It is a question of what you believe. What were the feelings of General Ravenscroft towards those two sisters, the twin sisters?” “I know what you mean.” For the first time her manner changed slightly. She was no longer on her guard. She leaned forward now and spoke to Poirot almost as though she definitely found a relief in doing so.
“They were both beautiful,” she said, “as girls. I heard that from many people. General Ravenscroft fell in love with Dolly, the mentally afflicted sister. Although she had a disturbed personality, she was exceedingly attractive–sexually attractive. He loved her very dearly, and then I don’t know whether he discovered in her some characteristic, something perhaps that alarmed him or in which he found a repulsion of some kind. He saw perhaps the beginning of insanity in her, the dangers connected with her. His affections went to her sister. He fell in love with the sister and married her.” “He loved them both, you mean. Not at the same time, but in each case there was genuine fact of love.” “Oh, yes, he was devoted to Molly, relied on her and she on him. He was a very lovable man.” “Forgive me,” said Poirot. “You, too, were in love with him, I think.” “You–you dare say that to me?” “Yes. I dare say it to you. I am not suggesting that you and he had a love affair. Nothing of that kind. I’m only saying that you loved him.” “Yes,” said Zeiie Meauhourat. “I loved him. In a sense, I still love him. There’s nothing to be ashamed of. He trusted me and relied on me, but he was never in love with me. You can love and serve and still be happy. I wanted no more than I had. Trust, sympathy, belief in me–” “And you did,” said Poirot, “what you could to help him in a terrible crisis in his life. There are things you do not wish to tell me. There are things that I will say to you, things that I have gathered from various information that has come to me, that I know something about. Before I have come to see you, I have heard from others, from people who have known not only Lady Ravenscroft, not only Molly, but who have known Dolly, And I know something of Dolly, the tragedy of her life, the sorrow, the unhappiness and also the hatred, the streak perhaps of evil, the love of destruction that can be handed down in families. If she loved the man she was engaged to, she must have, when he married her sister, felt hatred perhaps towards that sister. Perhaps she never quite forgave her.
But what of Molly Ravenscroft? Did she dislike her sister?
Did she hate her?” “Oh, no,” said Zeiie Meauhourat, “she loved her sister. She loved her with a very deep and protective love. That I do know. It was she who always asked that her sister should come and make her home with her. She wanted to save her sister from unhappiness, from danger too, because her sister would often relapse into fits of rather dangerous rages. She was frightened sometimes. Well, you know enough. You have already said that there was a strange dislike of children from which Dolly suffered.” “You mean that she disliked Celia?” “No, no, not Celia. The other one. Edward. The younger one. Twice Edward had dangers of an accident. Once some kind of tinkering with a car and once some outburst of violent annoyance. I know Molly was glad when Edward went back to school. He was very young, remember—much younger than Celia. He was only eight or nine at preparatory school. He was vulnerable.
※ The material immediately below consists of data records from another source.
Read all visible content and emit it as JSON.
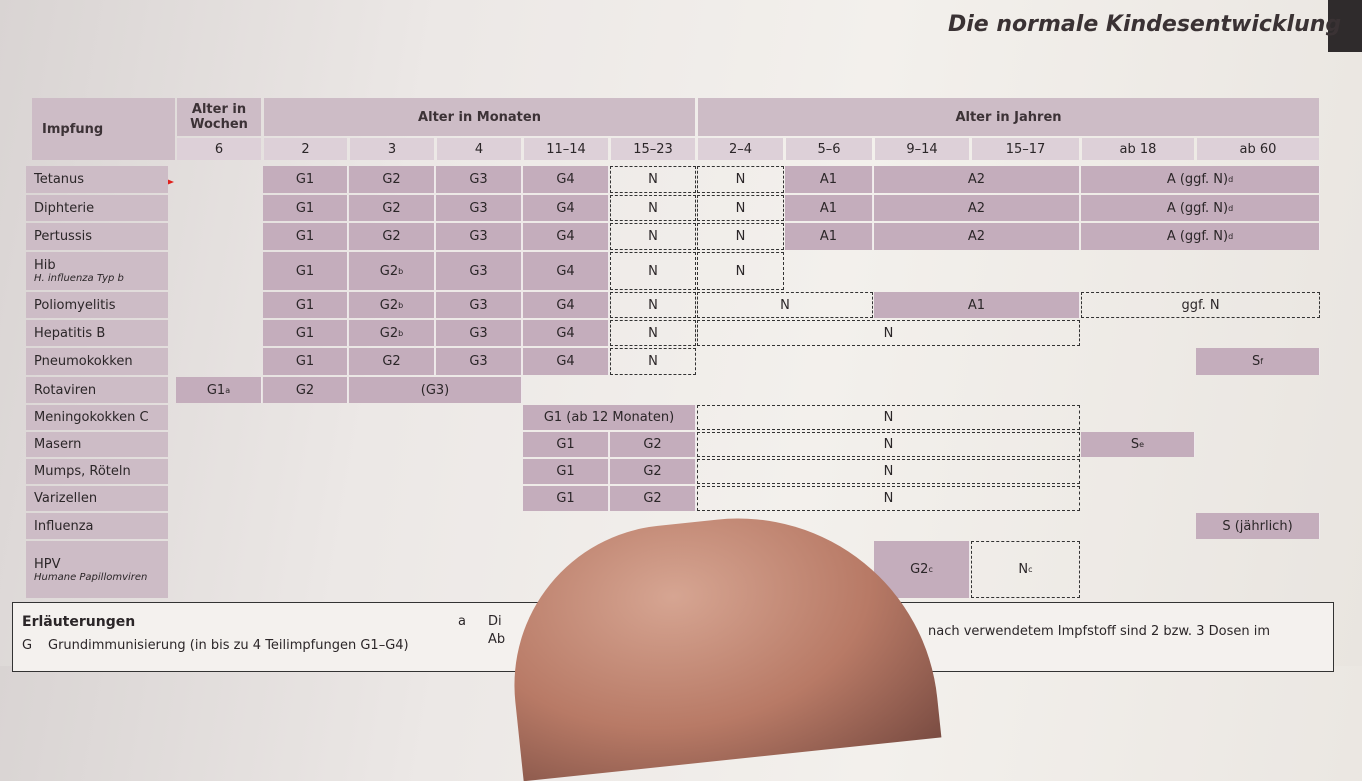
{
  "header": {
    "title": "Die normale Kindesentwicklung"
  },
  "table": {
    "corner": "Impfung",
    "groups": [
      {
        "label": "Alter in Wochen",
        "span": 1
      },
      {
        "label": "Alter in Monaten",
        "span": 5
      },
      {
        "label": "Alter in Jahren",
        "span": 6
      }
    ],
    "ages": [
      "6",
      "2",
      "3",
      "4",
      "11–14",
      "15–23",
      "2–4",
      "5–6",
      "9–14",
      "15–17",
      "ab 18",
      "ab 60"
    ],
    "rows": [
      {
        "name": "Tetanus",
        "cells": [
          {
            "text": "G1",
            "col": 1,
            "span": 1,
            "style": "shaded"
          },
          {
            "text": "G2",
            "col": 2,
            "span": 1,
            "style": "shaded"
          },
          {
            "text": "G3",
            "col": 3,
            "span": 1,
            "style": "shaded"
          },
          {
            "text": "G4",
            "col": 4,
            "span": 1,
            "style": "shaded"
          },
          {
            "text": "N",
            "col": 5,
            "span": 1,
            "style": "dashed"
          },
          {
            "text": "N",
            "col": 6,
            "span": 1,
            "style": "dashed"
          },
          {
            "text": "A1",
            "col": 7,
            "span": 1,
            "style": "shaded"
          },
          {
            "text": "A2",
            "col": 8,
            "span": 2,
            "style": "shaded"
          },
          {
            "text": "A (ggf. N)",
            "sup": "d",
            "col": 10,
            "span": 2,
            "style": "shaded"
          }
        ]
      },
      {
        "name": "Diphterie",
        "cells": [
          {
            "text": "G1",
            "col": 1,
            "span": 1,
            "style": "shaded"
          },
          {
            "text": "G2",
            "col": 2,
            "span": 1,
            "style": "shaded"
          },
          {
            "text": "G3",
            "col": 3,
            "span": 1,
            "style": "shaded"
          },
          {
            "text": "G4",
            "col": 4,
            "span": 1,
            "style": "shaded"
          },
          {
            "text": "N",
            "col": 5,
            "span": 1,
            "style": "dashed"
          },
          {
            "text": "N",
            "col": 6,
            "span": 1,
            "style": "dashed"
          },
          {
            "text": "A1",
            "col": 7,
            "span": 1,
            "style": "shaded"
          },
          {
            "text": "A2",
            "col": 8,
            "span": 2,
            "style": "shaded"
          },
          {
            "text": "A (ggf. N)",
            "sup": "d",
            "col": 10,
            "span": 2,
            "style": "shaded"
          }
        ]
      },
      {
        "name": "Pertussis",
        "cells": [
          {
            "text": "G1",
            "col": 1,
            "span": 1,
            "style": "shaded"
          },
          {
            "text": "G2",
            "col": 2,
            "span": 1,
            "style": "shaded"
          },
          {
            "text": "G3",
            "col": 3,
            "span": 1,
            "style": "shaded"
          },
          {
            "text": "G4",
            "col": 4,
            "span": 1,
            "style": "shaded"
          },
          {
            "text": "N",
            "col": 5,
            "span": 1,
            "style": "dashed"
          },
          {
            "text": "N",
            "col": 6,
            "span": 1,
            "style": "dashed"
          },
          {
            "text": "A1",
            "col": 7,
            "span": 1,
            "style": "shaded"
          },
          {
            "text": "A2",
            "col": 8,
            "span": 2,
            "style": "shaded"
          },
          {
            "text": "A (ggf. N)",
            "sup": "d",
            "col": 10,
            "span": 2,
            "style": "shaded"
          }
        ]
      },
      {
        "name": "Hib",
        "sub": "H. influenza Typ b",
        "cells": [
          {
            "text": "G1",
            "col": 1,
            "span": 1,
            "style": "shaded"
          },
          {
            "text": "G2",
            "sup": "b",
            "col": 2,
            "span": 1,
            "style": "shaded"
          },
          {
            "text": "G3",
            "col": 3,
            "span": 1,
            "style": "shaded"
          },
          {
            "text": "G4",
            "col": 4,
            "span": 1,
            "style": "shaded"
          },
          {
            "text": "N",
            "col": 5,
            "span": 1,
            "style": "dashed"
          },
          {
            "text": "N",
            "col": 6,
            "span": 1,
            "style": "dashed"
          }
        ]
      },
      {
        "name": "Poliomyelitis",
        "cells": [
          {
            "text": "G1",
            "col": 1,
            "span": 1,
            "style": "shaded"
          },
          {
            "text": "G2",
            "sup": "b",
            "col": 2,
            "span": 1,
            "style": "shaded"
          },
          {
            "text": "G3",
            "col": 3,
            "span": 1,
            "style": "shaded"
          },
          {
            "text": "G4",
            "col": 4,
            "span": 1,
            "style": "shaded"
          },
          {
            "text": "N",
            "col": 5,
            "span": 1,
            "style": "dashed"
          },
          {
            "text": "N",
            "col": 6,
            "span": 2,
            "style": "dashed"
          },
          {
            "text": "A1",
            "col": 8,
            "span": 2,
            "style": "shaded"
          },
          {
            "text": "ggf. N",
            "col": 10,
            "span": 2,
            "style": "dashed"
          }
        ]
      },
      {
        "name": "Hepatitis B",
        "cells": [
          {
            "text": "G1",
            "col": 1,
            "span": 1,
            "style": "shaded"
          },
          {
            "text": "G2",
            "sup": "b",
            "col": 2,
            "span": 1,
            "style": "shaded"
          },
          {
            "text": "G3",
            "col": 3,
            "span": 1,
            "style": "shaded"
          },
          {
            "text": "G4",
            "col": 4,
            "span": 1,
            "style": "shaded"
          },
          {
            "text": "N",
            "col": 5,
            "span": 1,
            "style": "dashed"
          },
          {
            "text": "N",
            "col": 6,
            "span": 4,
            "style": "dashed"
          }
        ]
      },
      {
        "name": "Pneumokokken",
        "cells": [
          {
            "text": "G1",
            "col": 1,
            "span": 1,
            "style": "shaded"
          },
          {
            "text": "G2",
            "col": 2,
            "span": 1,
            "style": "shaded"
          },
          {
            "text": "G3",
            "col": 3,
            "span": 1,
            "style": "shaded"
          },
          {
            "text": "G4",
            "col": 4,
            "span": 1,
            "style": "shaded"
          },
          {
            "text": "N",
            "col": 5,
            "span": 1,
            "style": "dashed"
          },
          {
            "text": "S",
            "sup": "f",
            "col": 11,
            "span": 1,
            "style": "shaded"
          }
        ]
      },
      {
        "name": "Rotaviren",
        "cells": [
          {
            "text": "G1",
            "sup": "a",
            "col": 0,
            "span": 1,
            "style": "shaded"
          },
          {
            "text": "G2",
            "col": 1,
            "span": 1,
            "style": "shaded"
          },
          {
            "text": "(G3)",
            "col": 2,
            "span": 2,
            "style": "shaded"
          }
        ]
      },
      {
        "name": "Meningokokken C",
        "cells": [
          {
            "text": "G1 (ab 12 Monaten)",
            "col": 4,
            "span": 2,
            "style": "shaded"
          },
          {
            "text": "N",
            "col": 6,
            "span": 4,
            "style": "dashed"
          }
        ]
      },
      {
        "name": "Masern",
        "cells": [
          {
            "text": "G1",
            "col": 4,
            "span": 1,
            "style": "shaded"
          },
          {
            "text": "G2",
            "col": 5,
            "span": 1,
            "style": "shaded"
          },
          {
            "text": "N",
            "col": 6,
            "span": 4,
            "style": "dashed"
          },
          {
            "text": "S",
            "sup": "e",
            "col": 10,
            "span": 1,
            "style": "shaded"
          }
        ]
      },
      {
        "name": "Mumps, Röteln",
        "cells": [
          {
            "text": "G1",
            "col": 4,
            "span": 1,
            "style": "shaded"
          },
          {
            "text": "G2",
            "col": 5,
            "span": 1,
            "style": "shaded"
          },
          {
            "text": "N",
            "col": 6,
            "span": 4,
            "style": "dashed"
          }
        ]
      },
      {
        "name": "Varizellen",
        "cells": [
          {
            "text": "G1",
            "col": 4,
            "span": 1,
            "style": "shaded"
          },
          {
            "text": "G2",
            "col": 5,
            "span": 1,
            "style": "shaded"
          },
          {
            "text": "N",
            "col": 6,
            "span": 4,
            "style": "dashed"
          }
        ]
      },
      {
        "name": "Influenza",
        "cells": [
          {
            "text": "S (jährlich)",
            "col": 11,
            "span": 1,
            "style": "shaded"
          }
        ]
      },
      {
        "name": "HPV",
        "sub": "Humane Papillomviren",
        "cells": [
          {
            "text": "G2",
            "sup": "c",
            "col": 8,
            "span": 1,
            "style": "shaded"
          },
          {
            "text": "N",
            "sup": "c",
            "col": 9,
            "span": 1,
            "style": "dashed"
          }
        ]
      }
    ]
  },
  "notes": {
    "title": "Erläuterungen",
    "items": [
      {
        "key": "G",
        "text": "Grundimmunisierung (in bis zu 4 Teilimpfungen G1–G4)"
      },
      {
        "key": "a",
        "text": "Di"
      }
    ],
    "fragments": [
      "Ab",
      "nach verwendetem Impfstoff sind 2 bzw. 3 Dosen im"
    ]
  }
}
Molly was frightened about him.” “Yes,” said Poirot, “I can understand that. Now, if I may, I will talk of wigs. Wigs, the wearing of wigs. Four wigs. That is a lot for one woman to possess at one time. I know what they were like, what they looked like. I know that when more were needed, a French lady went to the shop in London and spoke about them and ordered them. There was a dog, too. A dog who went for a walk on the day of the tragedy with General Ravenscroft and his wife. Earlier that dog, some little time earlier, had bitten his mistress, Molly Ravenscroft.” “Dogs are like that,” said Zeiie Meauhourat. “They are never quite to be trusted. Yes, I know that.” “And I will tell you what I think happened on that day, and what happened before that. Some little time before that.” “And if I will not listen to you?” “You will listen to me. You may say that what I have imagined is false. Yes, you might even do that, but I do not think you will. I am telling you and I believe it with all my heart, that what is needed here is the truth. It is not just imagining, it is not just wondering. There is a girl and a boy who care for each other and who are frightened of the future because of what may have happened and what there might be handed down from the father or the mother to the child. I am thinking of the girl, Celia. A rebellious girl, spirited, difficult perhaps to manage but with brains, a good mind, capable of happiness, capable of courage, but needing—there are people who need—truth. Because they can face truth without dismay.